Luckily for advisers, studies over the years have concluded very favourably on the value of financial advice. Those of us who work with advisers know advice offers huge benefits, but it’s nice to see it proven too.
For example, a Vanguard study estimated advisers can add more than 3% in net returns for their clients per year and Russell Investments found that figure to be 4.4%.
Elsewhere, the International Longevity Centre’s multi-year study found those who maintained an ongoing relationship with a financial adviser had pension wealth of 50% greater compared to those who took one-off advice.
So advisers, we know, materially help clients grow larger pots of savings and offer value well above the fees they charge.
Life events such as an inheritance, business sale or death will also often provide the “moment of truth” allowing advisers to quantify their value through tax saved, sensible financial planning and so on. But there are also non-quantifiable measures of a successful adviser-client relationship, too.
Intangible concepts like “empathy”, “peace of mind” and “understanding my life goals” featured highly in what clients value when we created our own white paper, The Insiders’ guide to the Value of Advice, a couple of years ago.
Advisers can quantify their value during difficult times but outside of these years the peace of mind they deliver to their clients, helping them to enjoy the good years, is arguably more valuable.

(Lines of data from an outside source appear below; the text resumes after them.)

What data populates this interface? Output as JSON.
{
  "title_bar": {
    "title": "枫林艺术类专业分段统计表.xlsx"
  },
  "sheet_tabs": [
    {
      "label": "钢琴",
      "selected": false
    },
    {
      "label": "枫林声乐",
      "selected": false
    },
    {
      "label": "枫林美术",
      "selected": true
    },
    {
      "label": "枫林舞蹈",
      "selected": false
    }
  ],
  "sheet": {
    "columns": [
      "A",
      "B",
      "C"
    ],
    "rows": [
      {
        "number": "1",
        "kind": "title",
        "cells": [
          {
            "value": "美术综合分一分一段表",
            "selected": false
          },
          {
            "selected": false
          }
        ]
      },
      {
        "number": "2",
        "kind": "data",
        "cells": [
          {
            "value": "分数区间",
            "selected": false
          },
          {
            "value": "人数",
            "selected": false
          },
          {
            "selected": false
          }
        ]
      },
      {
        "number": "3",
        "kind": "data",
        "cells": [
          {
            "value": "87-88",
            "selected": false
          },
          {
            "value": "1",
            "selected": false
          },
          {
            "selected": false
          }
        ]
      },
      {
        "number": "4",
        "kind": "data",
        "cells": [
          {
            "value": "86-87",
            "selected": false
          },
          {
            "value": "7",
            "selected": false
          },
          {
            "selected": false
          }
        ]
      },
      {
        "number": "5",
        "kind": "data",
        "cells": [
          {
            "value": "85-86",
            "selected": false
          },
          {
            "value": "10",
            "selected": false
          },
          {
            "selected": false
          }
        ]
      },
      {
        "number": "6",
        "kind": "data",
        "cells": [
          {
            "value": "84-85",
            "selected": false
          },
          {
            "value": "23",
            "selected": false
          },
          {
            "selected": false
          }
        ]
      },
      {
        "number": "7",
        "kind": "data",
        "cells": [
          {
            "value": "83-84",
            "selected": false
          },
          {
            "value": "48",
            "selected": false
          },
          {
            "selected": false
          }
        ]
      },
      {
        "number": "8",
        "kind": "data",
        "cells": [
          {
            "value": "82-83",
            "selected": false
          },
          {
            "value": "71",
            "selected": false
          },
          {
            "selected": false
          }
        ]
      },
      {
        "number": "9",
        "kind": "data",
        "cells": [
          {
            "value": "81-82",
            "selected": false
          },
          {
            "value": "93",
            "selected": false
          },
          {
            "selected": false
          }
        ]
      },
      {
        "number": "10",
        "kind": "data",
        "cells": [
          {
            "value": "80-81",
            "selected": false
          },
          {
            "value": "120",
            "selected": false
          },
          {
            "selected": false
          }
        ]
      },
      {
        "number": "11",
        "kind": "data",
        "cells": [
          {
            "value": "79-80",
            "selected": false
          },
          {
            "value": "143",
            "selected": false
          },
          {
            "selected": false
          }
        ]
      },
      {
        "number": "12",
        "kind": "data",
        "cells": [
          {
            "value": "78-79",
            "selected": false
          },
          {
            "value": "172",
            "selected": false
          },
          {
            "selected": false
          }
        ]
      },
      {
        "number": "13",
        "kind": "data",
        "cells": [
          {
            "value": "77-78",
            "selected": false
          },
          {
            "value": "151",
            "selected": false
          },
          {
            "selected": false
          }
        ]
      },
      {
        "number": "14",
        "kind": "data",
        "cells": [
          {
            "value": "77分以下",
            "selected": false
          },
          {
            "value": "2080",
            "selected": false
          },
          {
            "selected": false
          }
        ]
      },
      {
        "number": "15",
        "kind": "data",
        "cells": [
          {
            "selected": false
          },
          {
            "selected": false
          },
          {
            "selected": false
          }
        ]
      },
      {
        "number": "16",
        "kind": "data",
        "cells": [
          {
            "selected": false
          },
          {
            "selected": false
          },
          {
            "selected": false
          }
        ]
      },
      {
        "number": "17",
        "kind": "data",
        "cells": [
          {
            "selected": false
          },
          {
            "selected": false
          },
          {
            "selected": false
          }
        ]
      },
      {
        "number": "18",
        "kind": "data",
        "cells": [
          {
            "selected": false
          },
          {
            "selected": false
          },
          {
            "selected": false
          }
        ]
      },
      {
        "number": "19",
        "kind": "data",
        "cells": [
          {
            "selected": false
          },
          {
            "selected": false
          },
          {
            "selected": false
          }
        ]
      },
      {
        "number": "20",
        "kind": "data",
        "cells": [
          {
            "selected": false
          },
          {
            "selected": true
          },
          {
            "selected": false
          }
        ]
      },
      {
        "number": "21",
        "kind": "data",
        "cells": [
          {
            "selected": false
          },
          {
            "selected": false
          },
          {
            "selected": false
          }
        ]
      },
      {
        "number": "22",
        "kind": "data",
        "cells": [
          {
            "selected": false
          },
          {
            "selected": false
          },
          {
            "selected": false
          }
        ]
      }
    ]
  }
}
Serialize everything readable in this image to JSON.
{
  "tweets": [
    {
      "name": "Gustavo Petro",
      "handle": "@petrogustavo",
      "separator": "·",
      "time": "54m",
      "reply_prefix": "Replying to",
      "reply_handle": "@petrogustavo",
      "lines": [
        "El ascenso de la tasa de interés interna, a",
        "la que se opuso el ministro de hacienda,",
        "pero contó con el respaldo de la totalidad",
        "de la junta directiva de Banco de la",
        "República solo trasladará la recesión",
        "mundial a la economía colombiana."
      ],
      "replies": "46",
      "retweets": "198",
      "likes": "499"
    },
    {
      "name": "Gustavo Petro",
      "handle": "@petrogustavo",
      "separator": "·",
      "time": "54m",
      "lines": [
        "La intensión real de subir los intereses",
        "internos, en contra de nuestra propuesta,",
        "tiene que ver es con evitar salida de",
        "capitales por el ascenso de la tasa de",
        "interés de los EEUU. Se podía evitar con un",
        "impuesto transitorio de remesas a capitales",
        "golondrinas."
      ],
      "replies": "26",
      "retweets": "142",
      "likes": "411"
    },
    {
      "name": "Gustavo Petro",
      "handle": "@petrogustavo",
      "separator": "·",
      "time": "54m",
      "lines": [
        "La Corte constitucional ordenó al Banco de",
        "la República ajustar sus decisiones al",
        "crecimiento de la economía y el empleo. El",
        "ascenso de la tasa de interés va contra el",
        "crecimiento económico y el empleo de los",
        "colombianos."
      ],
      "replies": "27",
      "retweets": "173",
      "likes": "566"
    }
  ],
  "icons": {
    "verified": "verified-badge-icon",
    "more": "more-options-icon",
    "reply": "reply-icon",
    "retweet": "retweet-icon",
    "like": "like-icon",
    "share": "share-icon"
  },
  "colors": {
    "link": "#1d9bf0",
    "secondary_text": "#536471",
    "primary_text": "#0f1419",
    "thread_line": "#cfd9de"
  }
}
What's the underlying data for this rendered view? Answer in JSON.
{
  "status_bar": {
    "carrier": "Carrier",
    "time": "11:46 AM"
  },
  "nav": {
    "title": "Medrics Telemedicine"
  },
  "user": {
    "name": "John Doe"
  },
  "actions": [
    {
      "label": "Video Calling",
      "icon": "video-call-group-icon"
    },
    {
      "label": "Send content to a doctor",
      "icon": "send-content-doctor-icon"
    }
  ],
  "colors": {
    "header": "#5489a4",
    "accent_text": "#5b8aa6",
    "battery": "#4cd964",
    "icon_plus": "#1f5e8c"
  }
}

Helpfully, there are also studies on the value clients feel they receive. For example, the Lang Cat’s recent Advice Gap report showed 88% of people who receive ongoing advice believe they are getting value for money.
The difficulty when it comes to Consumer Duty is evidencing the valuable advice you give to your clients. Documenting your processes and client outcomes is absolutely central to the incoming regulation. It isn’t enough to simply ask your clients if they find value in the service they’re receiving, although it can be a useful part in evidencing it.
The Consumer Duty manufacturer rules require greater governance, monitoring of internal measures and evidencing of all the processes that culminate in the advice service being provided. And for advice firms who are building their own in-house model portfolios, these rules will also apply, effectively making them a product as well as service manufacturer.
Surveying clients and asking them for their opinions is all well and good and can be affirming for you and your team when you receive a very positive response in return, but Consumer Duty demands more.
Some firms might see this as an unnecessary regulatory burden, however the research mentioned above is proof that advice is more often than not a value-add service.
Consumer Duty isn’t about creating value – it’s already there. It’s about evidencing it and that has to be a good thing.
Overall, defining and quantifying the value of advice is still a hard nut to crack. For advice professionals, part of the value assessment will be about understanding the value that’s on offer from the companies you partner with, whether that’s in pounds and pence or the service offered.
Apart from that, it’s about demonstrating the difference financial planning makes at every step of the process. Doing it because of regulation can be seen as a hassle, but being able to evidence it to current and prospective clients is certainly a nice benefit of preparing for the Duty.